Diary of a European Bunker - 2

Retour depuis quelques jours sur l’ile de Samos, en Grèce pour continuer un travail documentaire commencé quelques semaines plus tôt sur la vie des réfugiés sur ce que nous appelons maintenant les « borderzones ».

Il y a environ un mois le ministre grec chargé des questions migratoires s’est rendu sur l’ile de Samos pour constater du chaos sanitaire et des conditions de vie désastreuses dans lesquelles les demandeurs d’asile vivent depuis plusieurs mois, voire années, dans l’absence quasi totale de réactions médiatiques et politiques. Ces derniers préférant se concentrer sur l’île de Lesbos par exemple (plus connu médiatiquement).
Depuis sa venue, et selon les chiffres de l’UNHCR (Haut Commissariat des Nations unies pour les réfugiés), environ mille réfugiés ont été transférés sur l’un des nombreux camps du continent et les nouvelles arrivées sont maintenant directement envoyées sur les autres iles comme Lesbos ou Chios où les conditions de vies sont supposées être meilleures.
Ici, des rumeurs commencent déjà à circuler. Le camp pourrait fermer en 2020 et l’ensemble des demandeurs d’asiles (3200 à ce jour) pourrait être transféré vers le continent d’ici-là. D’autres n’y croient pas et pensent que ça n’est qu’un leurre servant des intérêts politiques en cette période électorale grecque et que le retour des transferts sur l’ile reviendra dans peu de temps. En effet, le 26 mai prochain, les grecs voteront pour les élections européennes mais également pour les élections municipales et le visage politique grecque pourrait radicalement changer.
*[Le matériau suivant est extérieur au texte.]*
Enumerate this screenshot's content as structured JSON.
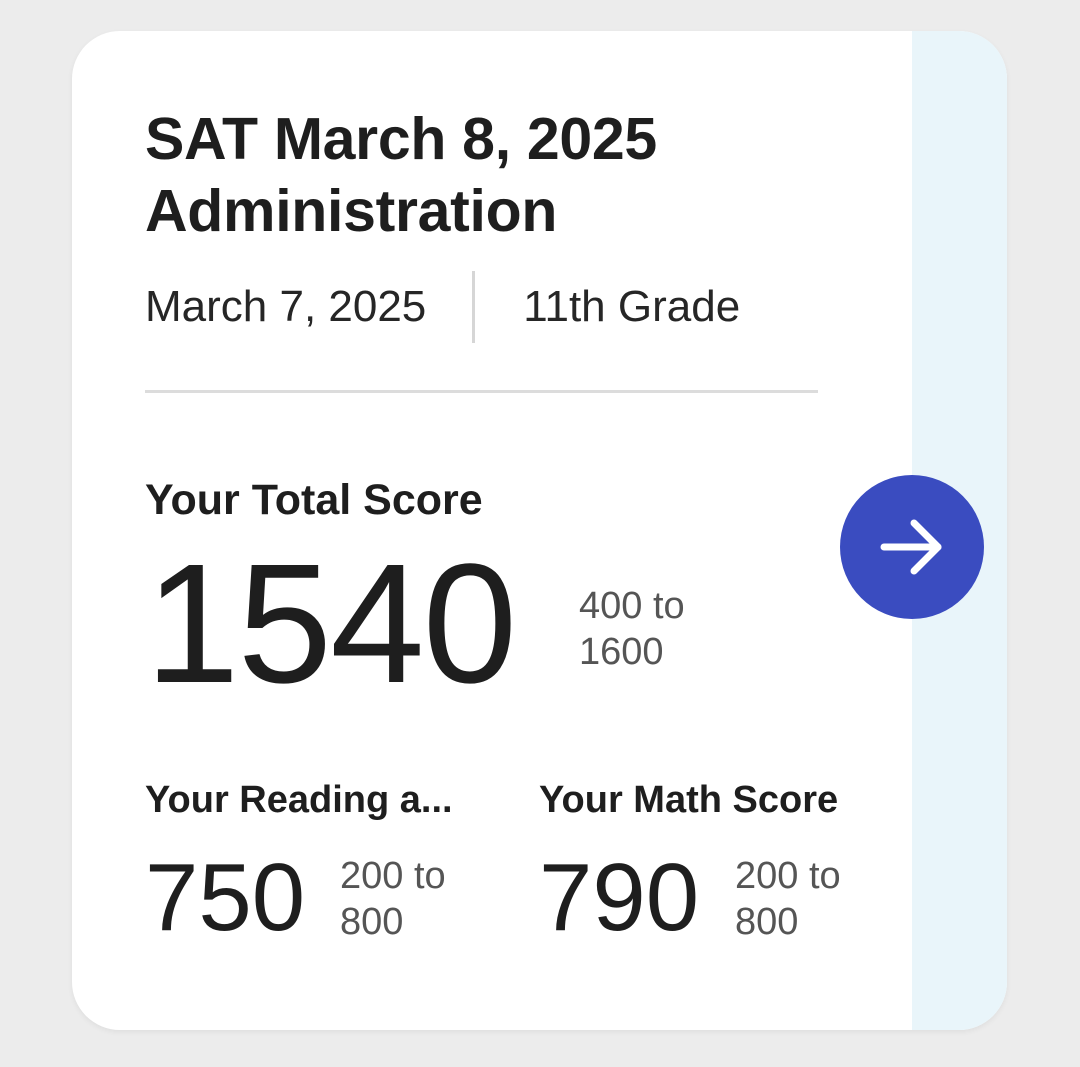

La vie continue néanmoins son cours ici sur l’ile, avec pour seul objectif cette carte ouverte (la “carte bleue”) qui permet de rejoindre le continent. Mais pour cela, il faut attendre. Attendre, attendre et encore attendre. Une attente interminable qui use, qui s’insinue partout. Dans le corps, dans l’esprit. Une attente qui rend fou. Une attente que l’Ile, prison à ciel ouvert, accentue. Alors, on s’occupe, on essaye d’installer une routine, des petites choses du quotidien. Le foot, les papiers, le docteur, le repas, le jeu de dame, l’alcool qui réchauffe le soir avec les copains. On attend.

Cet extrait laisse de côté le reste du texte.